Despite the Denver Nuggets and Portland Trail Blazers each facing double-digit deficits in the fourth quarter of their regular-season finales, both teams were able to pull out comeback victories, inching ahead of the Houston Rockets in the standings to earn the second and third seeds, respectively, in the Western Conference playoffs. Where did that unlikely turn of events leave Houston? In fourth, set up for a rematch of last year's Western Conference Semifinals with Utah in the first round of the playoffs.

Needless to say, the Jazz would have been better off facing either Denver or Portland in the first round than the team that's been basketball's best over the second half of the season.

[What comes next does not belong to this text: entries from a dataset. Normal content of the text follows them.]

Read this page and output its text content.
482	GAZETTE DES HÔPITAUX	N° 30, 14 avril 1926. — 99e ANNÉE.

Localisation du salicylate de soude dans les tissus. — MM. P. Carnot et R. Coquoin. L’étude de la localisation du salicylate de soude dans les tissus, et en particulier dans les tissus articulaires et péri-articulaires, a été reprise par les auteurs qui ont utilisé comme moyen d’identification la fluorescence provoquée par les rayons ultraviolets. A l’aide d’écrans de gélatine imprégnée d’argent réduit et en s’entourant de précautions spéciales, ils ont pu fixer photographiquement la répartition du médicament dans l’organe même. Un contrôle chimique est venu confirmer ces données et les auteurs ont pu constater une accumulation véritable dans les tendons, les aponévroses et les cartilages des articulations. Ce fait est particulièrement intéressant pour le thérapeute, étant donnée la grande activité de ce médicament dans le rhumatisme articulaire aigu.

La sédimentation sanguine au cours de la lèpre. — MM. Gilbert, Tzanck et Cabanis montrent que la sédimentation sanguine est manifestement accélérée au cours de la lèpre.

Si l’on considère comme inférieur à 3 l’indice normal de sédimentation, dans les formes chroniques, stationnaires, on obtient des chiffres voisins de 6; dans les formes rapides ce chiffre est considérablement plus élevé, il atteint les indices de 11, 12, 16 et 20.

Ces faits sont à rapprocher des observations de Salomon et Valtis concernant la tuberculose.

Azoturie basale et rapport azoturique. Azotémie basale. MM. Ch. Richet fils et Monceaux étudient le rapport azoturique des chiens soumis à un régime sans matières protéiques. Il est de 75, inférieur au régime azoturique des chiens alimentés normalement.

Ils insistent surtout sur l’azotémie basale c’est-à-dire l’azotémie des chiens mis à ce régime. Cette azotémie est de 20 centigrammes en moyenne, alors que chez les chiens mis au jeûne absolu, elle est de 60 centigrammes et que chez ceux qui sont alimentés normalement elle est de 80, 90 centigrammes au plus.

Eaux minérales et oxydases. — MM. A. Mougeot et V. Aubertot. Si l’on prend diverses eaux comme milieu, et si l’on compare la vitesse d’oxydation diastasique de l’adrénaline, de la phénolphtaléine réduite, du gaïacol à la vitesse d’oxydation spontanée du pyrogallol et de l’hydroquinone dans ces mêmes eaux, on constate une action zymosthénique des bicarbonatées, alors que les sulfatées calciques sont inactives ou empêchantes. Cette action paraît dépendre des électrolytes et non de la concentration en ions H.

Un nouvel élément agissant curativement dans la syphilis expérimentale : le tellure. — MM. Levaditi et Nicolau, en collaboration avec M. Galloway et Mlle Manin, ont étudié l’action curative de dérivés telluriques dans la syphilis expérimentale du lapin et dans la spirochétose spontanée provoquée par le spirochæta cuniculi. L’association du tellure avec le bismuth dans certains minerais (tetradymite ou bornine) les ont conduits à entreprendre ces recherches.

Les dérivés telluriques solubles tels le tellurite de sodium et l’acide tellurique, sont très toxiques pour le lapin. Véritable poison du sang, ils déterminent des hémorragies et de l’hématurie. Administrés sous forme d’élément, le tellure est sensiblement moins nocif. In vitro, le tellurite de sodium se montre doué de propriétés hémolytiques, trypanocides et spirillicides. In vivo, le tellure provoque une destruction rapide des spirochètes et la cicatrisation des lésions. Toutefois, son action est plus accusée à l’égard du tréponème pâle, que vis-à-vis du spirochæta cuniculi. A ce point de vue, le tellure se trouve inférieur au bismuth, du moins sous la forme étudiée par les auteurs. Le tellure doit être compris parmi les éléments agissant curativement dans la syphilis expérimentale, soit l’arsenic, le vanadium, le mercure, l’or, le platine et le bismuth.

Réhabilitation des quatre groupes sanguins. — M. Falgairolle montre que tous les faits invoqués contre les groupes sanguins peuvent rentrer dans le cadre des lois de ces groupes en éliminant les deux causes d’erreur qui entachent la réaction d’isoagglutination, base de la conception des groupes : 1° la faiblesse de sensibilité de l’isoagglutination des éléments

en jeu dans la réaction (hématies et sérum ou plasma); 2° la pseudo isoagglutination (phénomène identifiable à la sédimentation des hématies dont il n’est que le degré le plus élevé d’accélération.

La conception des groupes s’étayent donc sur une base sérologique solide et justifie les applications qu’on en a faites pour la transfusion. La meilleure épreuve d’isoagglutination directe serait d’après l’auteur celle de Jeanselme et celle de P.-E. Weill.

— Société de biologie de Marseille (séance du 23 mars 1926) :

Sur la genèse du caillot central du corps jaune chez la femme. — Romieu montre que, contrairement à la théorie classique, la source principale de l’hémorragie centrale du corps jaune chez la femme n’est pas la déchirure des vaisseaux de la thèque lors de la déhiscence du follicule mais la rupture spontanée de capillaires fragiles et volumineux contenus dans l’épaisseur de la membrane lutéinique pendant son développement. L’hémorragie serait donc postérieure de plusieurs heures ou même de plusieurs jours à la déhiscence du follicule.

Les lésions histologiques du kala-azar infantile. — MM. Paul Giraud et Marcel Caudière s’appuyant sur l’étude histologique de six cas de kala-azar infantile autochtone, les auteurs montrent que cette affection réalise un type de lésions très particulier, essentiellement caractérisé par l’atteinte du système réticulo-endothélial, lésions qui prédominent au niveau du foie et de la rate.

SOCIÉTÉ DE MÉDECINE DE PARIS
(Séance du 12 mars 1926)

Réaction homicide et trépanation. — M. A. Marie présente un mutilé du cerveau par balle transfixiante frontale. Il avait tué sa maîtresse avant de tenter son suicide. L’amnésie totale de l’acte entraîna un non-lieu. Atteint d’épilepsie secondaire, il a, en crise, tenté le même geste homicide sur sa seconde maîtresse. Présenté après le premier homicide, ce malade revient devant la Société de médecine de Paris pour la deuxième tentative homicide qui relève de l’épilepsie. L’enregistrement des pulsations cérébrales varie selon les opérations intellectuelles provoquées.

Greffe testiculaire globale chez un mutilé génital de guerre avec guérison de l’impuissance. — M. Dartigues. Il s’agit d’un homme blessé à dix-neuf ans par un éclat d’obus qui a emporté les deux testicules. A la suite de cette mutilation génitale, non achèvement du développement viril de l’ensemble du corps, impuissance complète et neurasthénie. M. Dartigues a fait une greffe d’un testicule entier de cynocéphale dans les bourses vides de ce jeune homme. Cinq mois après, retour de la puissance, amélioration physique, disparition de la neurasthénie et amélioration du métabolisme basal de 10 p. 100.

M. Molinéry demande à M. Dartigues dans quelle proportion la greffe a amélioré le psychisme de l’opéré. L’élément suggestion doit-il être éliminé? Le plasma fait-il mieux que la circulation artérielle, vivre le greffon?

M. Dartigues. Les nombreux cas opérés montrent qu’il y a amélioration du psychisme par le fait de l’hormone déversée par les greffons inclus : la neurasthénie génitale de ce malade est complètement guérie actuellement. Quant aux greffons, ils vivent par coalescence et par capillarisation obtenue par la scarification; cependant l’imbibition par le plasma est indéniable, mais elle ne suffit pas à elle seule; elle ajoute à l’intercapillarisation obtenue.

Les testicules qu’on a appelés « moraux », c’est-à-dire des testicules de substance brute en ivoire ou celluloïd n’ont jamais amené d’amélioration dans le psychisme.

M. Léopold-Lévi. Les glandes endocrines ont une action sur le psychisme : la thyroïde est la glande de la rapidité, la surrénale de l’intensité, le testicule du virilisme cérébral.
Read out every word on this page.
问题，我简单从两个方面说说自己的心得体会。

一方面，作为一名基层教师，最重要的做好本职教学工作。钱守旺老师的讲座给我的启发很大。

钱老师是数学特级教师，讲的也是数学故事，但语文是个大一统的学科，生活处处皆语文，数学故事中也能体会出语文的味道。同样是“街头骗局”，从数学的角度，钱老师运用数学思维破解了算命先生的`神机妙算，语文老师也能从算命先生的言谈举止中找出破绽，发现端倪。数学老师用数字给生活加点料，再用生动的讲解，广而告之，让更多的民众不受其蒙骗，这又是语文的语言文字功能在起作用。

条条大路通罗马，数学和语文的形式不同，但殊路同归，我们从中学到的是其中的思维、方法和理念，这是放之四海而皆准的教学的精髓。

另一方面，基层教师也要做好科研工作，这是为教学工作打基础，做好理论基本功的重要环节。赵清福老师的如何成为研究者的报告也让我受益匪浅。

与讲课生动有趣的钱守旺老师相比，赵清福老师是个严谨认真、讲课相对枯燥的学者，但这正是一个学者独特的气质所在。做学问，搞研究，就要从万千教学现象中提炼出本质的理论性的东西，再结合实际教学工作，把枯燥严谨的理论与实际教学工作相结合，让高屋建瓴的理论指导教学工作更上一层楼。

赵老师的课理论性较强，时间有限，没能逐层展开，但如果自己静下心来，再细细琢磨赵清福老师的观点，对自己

As Rudy Gobert sees it, though, the mystical powers that be had other plans for his squad.

“It's almost like the basketball gods wanted us to play Houston,” he told Eric Woodyard of the Deseret News.

Utah, it bears mentioning, was also among the NBA's elite down the stretch of the regular season. The Jazz went 19-8 after the trade deadline, tied for the league's third-best record, and posted a second-ranked +9.3 net rating on the strength of top-three marks on both offense and defense, per NBA.com/stats.

Unfortunately for Quin Snyder's team, though, the two-way style that propelled it to so much recent success almost surely won't work against the Rockets. The singular presence of James Harden and Houston's switch-heavy defensive scheme means Utah will have to make major schematic adjustments in hopes pulling off a first-round upset.

On Sunday night, we'll get the first chance to see if Gobert and company are up to the task.